Trade on the Montgomery section declined rapidly in the 1920s, and the junction effectively closed in 1936, when a breach at Perry Aqueduct, 1 mile (1.6 km) to the south of the junction, resulted in the closure of the canal. In 1944, 175 miles (282 km) of the Shropshire Union network were abandoned by Act of Parliament, but the main line of the Shropshire Union Canal was retained, and the branch to Llangollen, through Frankton Junction, was also retained, because of its function as a water feeder.

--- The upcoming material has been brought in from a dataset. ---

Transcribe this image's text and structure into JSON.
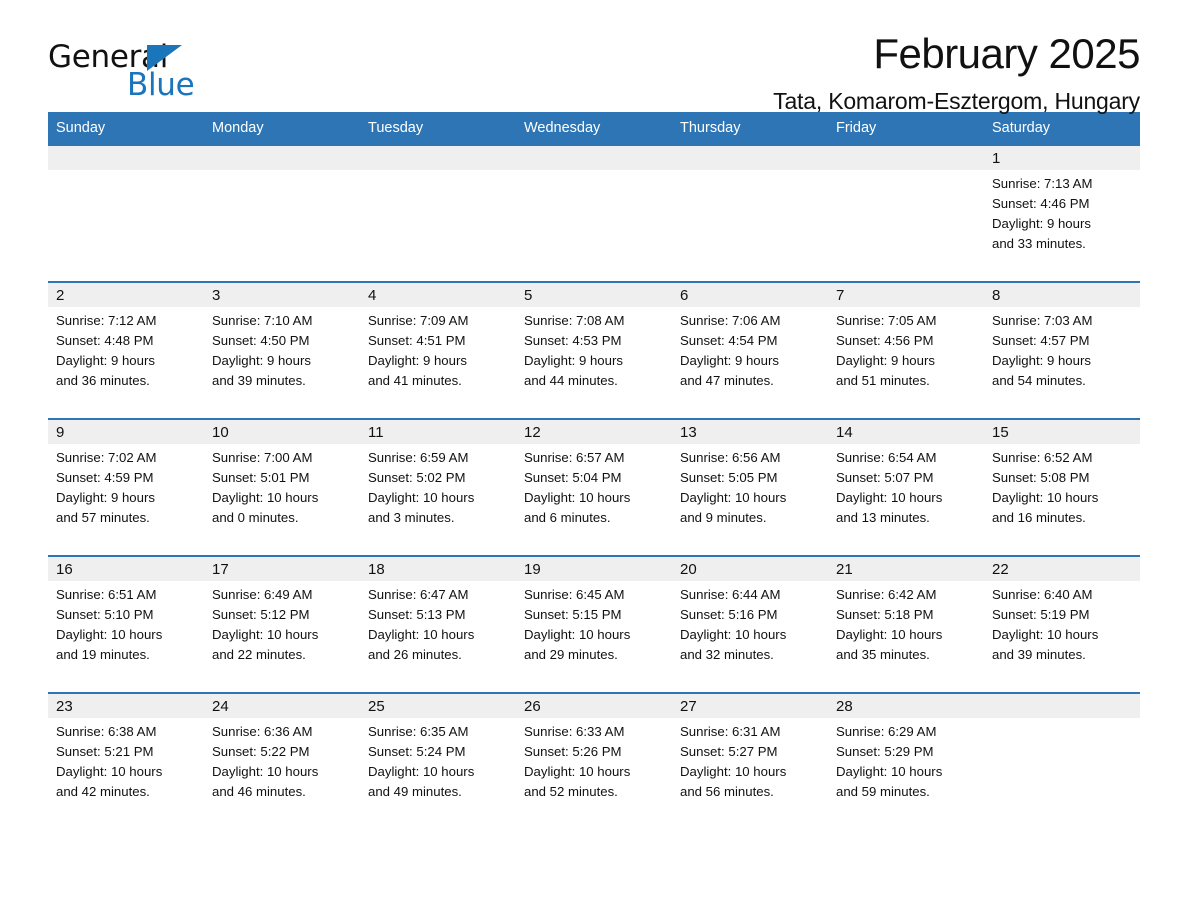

With the growth of the canal restoration movement, work began on what was then known as the Montgomery Arm of the Shropshire Union Canal, in 1969, when the bed of the canal was threatened by a bypass proposal in Welshpool. The whole branch became known as the Montgomery Canal when a formal restoration campaign was launched soon afterwards. Restoration hopes moved forwards in 1986, when British Waterways submitted a private bill to Parliament, to authorise full reconstruction of the canal, and Montgomeryshire County Council committed £1 million, spread over five years, to fund repairs. The Bill became an Act of Parliament in late 1987, but not before Frankton Locks, which are situated immediately south of the junction, were reopened on 12 September. Prince Charles addressed the crowd on that occasion, mentioning that the restoration of the locks had been achieved by volunteers contributing 12,000 man-hours to the project, with a notional value of £200,000. With the opening of the locks, the junction was again in use.